The best thing to do is work through a lot of examples and problems on your own. Some of the more harder ones require the use of the binomial theorem or Bernoulli's inequality if you are just going straight off this definition. Here is one example of a problem and I will show you the way I approach them.
Suppose I want to show that $\lim_{n\to\infty}\frac{6n}{n^2+1}=0$ where $n$ is a natural number.
First step I do some scratch work. The key to any of these problems is finding a suitable upper bound. So working backwards in the definition I see that $|\frac{6n}{n^2+1}-0|=|\frac{6n}{n^2+1}|=\frac{6n}{n^2+1}\leq \frac{6n}{n^2}=\frac{6}{n}<\epsilon$. Now I want to isolate $n$ by itself so $\frac{6}{n}<\epsilon\implies n>\frac{6}{\epsilon}$. (So now taking my work in reverse I can come up with a proof).
Proof: Let $\epsilon>0$( This is where I fix epsilon). It follows that $\frac{1}{\epsilon}>0\implies \frac{6}{\epsilon}>0$. Then by the Archimedean property there exists a $N\in\mathbb{N}$ such that $N>\frac{6}{\epsilon}$. Then if $n\geq N>\frac{6}{\epsilon}$ then $|\frac{6n}{n^2+1}-0|\leq \frac{6}{n}< 6(\frac{\epsilon}{6})=\epsilon$ (The last follows from the fact that since $n\geq N>\frac{6}{\epsilon}\implies n>\frac{6}{\epsilon}\implies\frac{1}{n}<\frac{\epsilon}{6}\implies \frac{6}{n}<\epsilon$). Now this about as detailed as I can get and once you get better at these your proofs will be much shorter. Now this was a simpler problem. I'd suggest taking look at harder ones that use the binomial theorem or Bernoulli's inequality in order to find an upper bound as these are very useful techniques.
The general structure of a proof by induction is as follows. (Here $P$ is some propery of natural numbers.) Note that there are 2 (not 3) essential steps - assuming $P(n)$ and using some reasoning to get $P(n+1)$ is part of the same step.
Theorem. For all $n \in \mathbb N$, $P(n)$.
Proof.
Hence, by induction, $P(n)$ holds for all $n \in \mathbb N$.
The general structure of an $\epsilon$-$N$ proof is as follows. (Here $p(n)$ is some expression in $n$ that should eventually become small).
Theorem. For all $\epsilon > 0$, there is an $N \in \mathbb N$ such that for all $n \geq N$, $p(n) < \epsilon$.
Proof. Let $\epsilon > 0$. Take $N = \dots$ some clever expression in $\epsilon$ $\dots$ and take $n \geq N$. $\dots$ some reasoning.

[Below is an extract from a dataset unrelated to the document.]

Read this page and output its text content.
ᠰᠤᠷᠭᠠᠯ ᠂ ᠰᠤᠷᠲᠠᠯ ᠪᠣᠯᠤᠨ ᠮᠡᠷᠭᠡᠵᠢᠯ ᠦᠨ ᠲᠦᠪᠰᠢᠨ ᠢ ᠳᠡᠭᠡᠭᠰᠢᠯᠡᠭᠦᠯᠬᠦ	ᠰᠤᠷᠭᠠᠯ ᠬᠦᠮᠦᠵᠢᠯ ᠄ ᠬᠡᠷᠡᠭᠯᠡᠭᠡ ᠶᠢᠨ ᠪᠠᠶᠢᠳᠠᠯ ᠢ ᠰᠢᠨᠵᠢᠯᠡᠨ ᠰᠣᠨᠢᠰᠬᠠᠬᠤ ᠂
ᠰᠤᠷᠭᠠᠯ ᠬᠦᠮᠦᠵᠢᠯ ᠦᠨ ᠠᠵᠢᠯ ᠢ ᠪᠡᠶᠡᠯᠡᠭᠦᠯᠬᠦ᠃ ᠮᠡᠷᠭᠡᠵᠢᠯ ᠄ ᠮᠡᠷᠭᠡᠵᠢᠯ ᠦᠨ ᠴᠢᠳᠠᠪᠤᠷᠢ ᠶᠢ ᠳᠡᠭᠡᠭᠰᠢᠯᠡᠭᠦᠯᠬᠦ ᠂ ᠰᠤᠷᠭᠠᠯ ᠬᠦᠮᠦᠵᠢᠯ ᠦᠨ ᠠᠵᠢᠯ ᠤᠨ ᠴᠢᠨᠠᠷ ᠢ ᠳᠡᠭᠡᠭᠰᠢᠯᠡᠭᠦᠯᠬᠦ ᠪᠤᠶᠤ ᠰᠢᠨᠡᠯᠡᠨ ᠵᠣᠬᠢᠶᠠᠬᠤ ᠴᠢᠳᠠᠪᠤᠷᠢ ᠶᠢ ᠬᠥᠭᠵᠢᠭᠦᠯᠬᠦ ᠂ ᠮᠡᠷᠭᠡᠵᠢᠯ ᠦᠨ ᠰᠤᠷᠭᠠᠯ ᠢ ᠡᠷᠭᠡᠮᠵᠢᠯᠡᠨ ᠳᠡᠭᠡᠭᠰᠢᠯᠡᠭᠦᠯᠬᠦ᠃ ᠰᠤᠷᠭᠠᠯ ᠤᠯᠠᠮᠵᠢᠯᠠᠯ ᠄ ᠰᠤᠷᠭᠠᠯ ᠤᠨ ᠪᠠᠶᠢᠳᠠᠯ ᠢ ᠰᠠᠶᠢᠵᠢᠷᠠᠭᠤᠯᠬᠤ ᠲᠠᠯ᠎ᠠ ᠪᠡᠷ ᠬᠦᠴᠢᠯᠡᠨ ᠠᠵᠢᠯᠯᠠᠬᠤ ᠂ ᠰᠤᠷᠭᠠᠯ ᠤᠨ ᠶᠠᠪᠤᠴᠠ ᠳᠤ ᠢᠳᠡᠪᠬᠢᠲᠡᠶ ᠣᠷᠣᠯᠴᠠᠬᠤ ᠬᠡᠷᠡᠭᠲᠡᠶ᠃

Therefore $p(n) < \epsilon$.
In practice, a tricky part is to figure out what some clever expression in $\epsilon$ should be. It often is beneficial to leave that open and only at the very end out figure what you should have taken there to make $p(n) < \epsilon$ hold.
The whole 'philosophy' of this is the limit. What you have to do is to see does $|a_n-L|$ tends to $0$ as n tends to infinity. Than replace that by the definition of the limit. If else $a_n$ does not tend to $L$.